In the end, the study of the past may or may not provide us with exact and accurate descriptions of detailed events. But the primary reason why History is valuable to study, to provide us with useful knowledge of ourselves and our own lives. Therefore, recognizing that we are looking at the contrasted viewpoints of the various players, and not necessarily at the exact real occurrences, is actually more valuable to us than a basic recitation of deaths and wounds. The ways that each peoples lie, or at least ELABORATE about the past, tells us much more about them, than the real facts themselves do.

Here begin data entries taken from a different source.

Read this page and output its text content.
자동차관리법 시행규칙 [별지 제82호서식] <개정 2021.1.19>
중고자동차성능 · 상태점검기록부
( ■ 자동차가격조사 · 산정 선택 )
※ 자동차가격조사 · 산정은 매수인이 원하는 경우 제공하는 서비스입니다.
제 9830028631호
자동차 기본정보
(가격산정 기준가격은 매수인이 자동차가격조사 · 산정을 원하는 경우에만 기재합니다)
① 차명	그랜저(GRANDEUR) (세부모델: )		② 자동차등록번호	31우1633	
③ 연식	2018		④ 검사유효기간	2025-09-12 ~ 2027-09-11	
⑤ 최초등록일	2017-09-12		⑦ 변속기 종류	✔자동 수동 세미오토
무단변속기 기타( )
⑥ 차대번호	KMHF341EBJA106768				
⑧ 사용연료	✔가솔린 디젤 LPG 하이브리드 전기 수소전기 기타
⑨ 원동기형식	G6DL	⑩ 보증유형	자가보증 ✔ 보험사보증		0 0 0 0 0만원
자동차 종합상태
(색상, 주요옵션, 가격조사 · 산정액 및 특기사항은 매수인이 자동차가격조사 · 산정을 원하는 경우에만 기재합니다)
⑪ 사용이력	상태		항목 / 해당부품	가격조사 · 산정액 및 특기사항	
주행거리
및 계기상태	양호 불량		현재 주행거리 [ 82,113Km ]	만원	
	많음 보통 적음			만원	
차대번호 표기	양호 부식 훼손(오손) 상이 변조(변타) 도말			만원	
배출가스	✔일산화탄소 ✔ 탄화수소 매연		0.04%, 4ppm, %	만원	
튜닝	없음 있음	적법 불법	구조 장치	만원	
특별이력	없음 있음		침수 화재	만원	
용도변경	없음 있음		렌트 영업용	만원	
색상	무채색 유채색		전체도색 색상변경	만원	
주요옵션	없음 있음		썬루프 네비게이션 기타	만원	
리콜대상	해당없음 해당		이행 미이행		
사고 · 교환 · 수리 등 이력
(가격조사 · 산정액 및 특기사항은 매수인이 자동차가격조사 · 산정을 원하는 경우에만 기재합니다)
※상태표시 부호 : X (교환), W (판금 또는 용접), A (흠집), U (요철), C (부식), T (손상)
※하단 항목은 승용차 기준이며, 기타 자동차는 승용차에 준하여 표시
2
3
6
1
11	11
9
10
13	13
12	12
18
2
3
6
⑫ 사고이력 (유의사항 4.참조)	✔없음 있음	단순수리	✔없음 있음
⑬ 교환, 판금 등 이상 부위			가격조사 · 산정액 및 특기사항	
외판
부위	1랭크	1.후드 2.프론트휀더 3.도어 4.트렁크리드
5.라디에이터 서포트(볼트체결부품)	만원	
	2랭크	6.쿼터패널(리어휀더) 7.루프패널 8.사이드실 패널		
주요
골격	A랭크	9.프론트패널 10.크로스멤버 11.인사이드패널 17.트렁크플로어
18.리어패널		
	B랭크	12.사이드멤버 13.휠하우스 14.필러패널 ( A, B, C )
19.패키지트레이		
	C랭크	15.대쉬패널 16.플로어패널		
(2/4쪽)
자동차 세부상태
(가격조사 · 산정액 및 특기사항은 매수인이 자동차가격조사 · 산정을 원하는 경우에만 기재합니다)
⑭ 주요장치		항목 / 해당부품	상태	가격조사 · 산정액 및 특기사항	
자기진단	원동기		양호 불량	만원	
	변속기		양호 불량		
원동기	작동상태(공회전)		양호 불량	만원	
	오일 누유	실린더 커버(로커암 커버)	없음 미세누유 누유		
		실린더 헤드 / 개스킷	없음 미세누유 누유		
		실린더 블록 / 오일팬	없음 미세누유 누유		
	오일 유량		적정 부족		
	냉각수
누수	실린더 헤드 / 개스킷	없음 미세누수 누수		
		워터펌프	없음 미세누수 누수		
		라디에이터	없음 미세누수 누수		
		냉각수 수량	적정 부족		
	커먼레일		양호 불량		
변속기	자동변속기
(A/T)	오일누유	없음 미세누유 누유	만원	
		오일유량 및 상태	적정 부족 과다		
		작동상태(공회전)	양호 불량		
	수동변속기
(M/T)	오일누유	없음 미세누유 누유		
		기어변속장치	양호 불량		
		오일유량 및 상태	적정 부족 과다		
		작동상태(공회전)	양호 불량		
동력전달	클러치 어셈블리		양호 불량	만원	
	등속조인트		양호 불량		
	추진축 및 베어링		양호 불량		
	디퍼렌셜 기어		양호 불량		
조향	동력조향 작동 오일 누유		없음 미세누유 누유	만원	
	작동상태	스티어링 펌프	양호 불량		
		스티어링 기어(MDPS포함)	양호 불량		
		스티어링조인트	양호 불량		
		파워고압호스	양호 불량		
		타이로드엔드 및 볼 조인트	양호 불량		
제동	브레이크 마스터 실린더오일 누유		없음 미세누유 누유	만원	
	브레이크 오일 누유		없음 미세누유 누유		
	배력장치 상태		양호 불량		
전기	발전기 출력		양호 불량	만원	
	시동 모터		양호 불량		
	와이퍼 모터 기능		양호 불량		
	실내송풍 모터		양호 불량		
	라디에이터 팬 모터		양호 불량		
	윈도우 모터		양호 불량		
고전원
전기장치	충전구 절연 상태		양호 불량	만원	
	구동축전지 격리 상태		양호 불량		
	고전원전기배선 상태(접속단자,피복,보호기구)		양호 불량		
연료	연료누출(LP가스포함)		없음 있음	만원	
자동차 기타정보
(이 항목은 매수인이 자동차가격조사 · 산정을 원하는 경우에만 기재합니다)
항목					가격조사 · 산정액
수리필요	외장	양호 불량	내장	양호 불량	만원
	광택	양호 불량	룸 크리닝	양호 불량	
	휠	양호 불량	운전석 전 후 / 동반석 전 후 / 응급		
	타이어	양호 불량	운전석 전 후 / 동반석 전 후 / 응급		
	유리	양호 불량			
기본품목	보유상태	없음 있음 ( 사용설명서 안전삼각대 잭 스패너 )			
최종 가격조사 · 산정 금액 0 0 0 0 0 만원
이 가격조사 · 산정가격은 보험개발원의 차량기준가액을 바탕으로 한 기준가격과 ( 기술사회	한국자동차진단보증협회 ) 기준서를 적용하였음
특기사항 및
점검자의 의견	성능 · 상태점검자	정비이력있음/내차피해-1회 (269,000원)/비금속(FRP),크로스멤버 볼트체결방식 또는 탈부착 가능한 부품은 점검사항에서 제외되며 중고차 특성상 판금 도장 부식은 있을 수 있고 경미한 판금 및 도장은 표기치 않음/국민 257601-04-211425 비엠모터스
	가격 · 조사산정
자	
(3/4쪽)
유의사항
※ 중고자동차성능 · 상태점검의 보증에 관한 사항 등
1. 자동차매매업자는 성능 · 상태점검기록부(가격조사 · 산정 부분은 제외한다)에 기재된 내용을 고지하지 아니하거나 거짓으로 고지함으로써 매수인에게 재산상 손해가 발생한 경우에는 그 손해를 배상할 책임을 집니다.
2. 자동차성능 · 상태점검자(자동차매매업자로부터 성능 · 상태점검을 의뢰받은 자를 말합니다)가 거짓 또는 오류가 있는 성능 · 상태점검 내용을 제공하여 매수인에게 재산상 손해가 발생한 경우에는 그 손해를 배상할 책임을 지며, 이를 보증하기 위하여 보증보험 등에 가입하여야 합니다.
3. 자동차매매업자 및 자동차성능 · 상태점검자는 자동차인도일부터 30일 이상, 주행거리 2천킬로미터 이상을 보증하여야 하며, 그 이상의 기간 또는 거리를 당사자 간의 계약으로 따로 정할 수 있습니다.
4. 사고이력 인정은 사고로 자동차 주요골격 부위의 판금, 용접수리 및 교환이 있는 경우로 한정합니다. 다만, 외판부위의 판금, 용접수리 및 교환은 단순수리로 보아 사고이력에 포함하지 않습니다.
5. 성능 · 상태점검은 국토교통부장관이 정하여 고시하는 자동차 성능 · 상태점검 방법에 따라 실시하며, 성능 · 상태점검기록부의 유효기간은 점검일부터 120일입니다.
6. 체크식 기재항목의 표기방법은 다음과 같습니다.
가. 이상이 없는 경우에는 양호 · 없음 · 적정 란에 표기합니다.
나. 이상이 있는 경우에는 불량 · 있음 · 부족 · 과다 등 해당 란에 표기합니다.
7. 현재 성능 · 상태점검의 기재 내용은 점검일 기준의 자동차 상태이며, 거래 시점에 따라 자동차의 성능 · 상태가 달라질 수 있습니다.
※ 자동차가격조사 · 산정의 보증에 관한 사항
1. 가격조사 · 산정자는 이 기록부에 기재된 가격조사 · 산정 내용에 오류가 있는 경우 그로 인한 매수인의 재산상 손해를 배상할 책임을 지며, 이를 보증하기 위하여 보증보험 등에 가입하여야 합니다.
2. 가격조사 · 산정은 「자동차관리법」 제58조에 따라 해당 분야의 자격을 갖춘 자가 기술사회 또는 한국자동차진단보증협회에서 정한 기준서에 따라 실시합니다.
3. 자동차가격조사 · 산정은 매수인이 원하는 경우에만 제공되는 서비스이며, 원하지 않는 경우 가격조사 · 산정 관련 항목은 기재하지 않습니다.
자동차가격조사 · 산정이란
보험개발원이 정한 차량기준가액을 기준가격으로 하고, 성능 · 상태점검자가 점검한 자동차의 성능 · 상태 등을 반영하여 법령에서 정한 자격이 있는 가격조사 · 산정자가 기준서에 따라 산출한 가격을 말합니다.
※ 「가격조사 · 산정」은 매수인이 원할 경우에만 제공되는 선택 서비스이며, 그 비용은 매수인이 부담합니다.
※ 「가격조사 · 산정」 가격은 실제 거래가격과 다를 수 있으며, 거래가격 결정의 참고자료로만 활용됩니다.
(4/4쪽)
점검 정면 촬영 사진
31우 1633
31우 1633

History is really only there for us to know the past, what happened, when, and where, and who was involved. Everything else is a bonus. As I said, I would love to have been able to talk to Julius Caesar to see what he was really thinking when he bedded Cleopatra, and how he felt when he was confronted with Pompey's head. We don't know. All we know is what the story tellers tell us.

Many people died. Why were their deaths accepted by each side? Why were some hidden, if they were? The better Historians don't GUESS the answers to these kinds of questions, they DEDUCE them, based on all manner of additional knowledge, gained from many sources, including direct personal experiences.

Yes. Most of it is deduction. Even when we are able to confirm that events happened, we can't say exactly what the people involved were thinking. A good example of this is Constantine's conversion.

And because this mix of observations and deductions is critical to coming to an understanding which might be considered to be close to True, it is actually imperative that we do NOT get hung up on trying to make History into the sort of "hard science" which comes to permanent decisions, since this tends to put an end to further collection of knowledge, particularly that which gives us the most important insights.

With instant imaging, recording devices and cameras on every phone now, we can be more accurate about recording history, but we're still dealing with people with feelings, biases, likes, dislikes, preferences and so on. Those are intangible, we can't know them.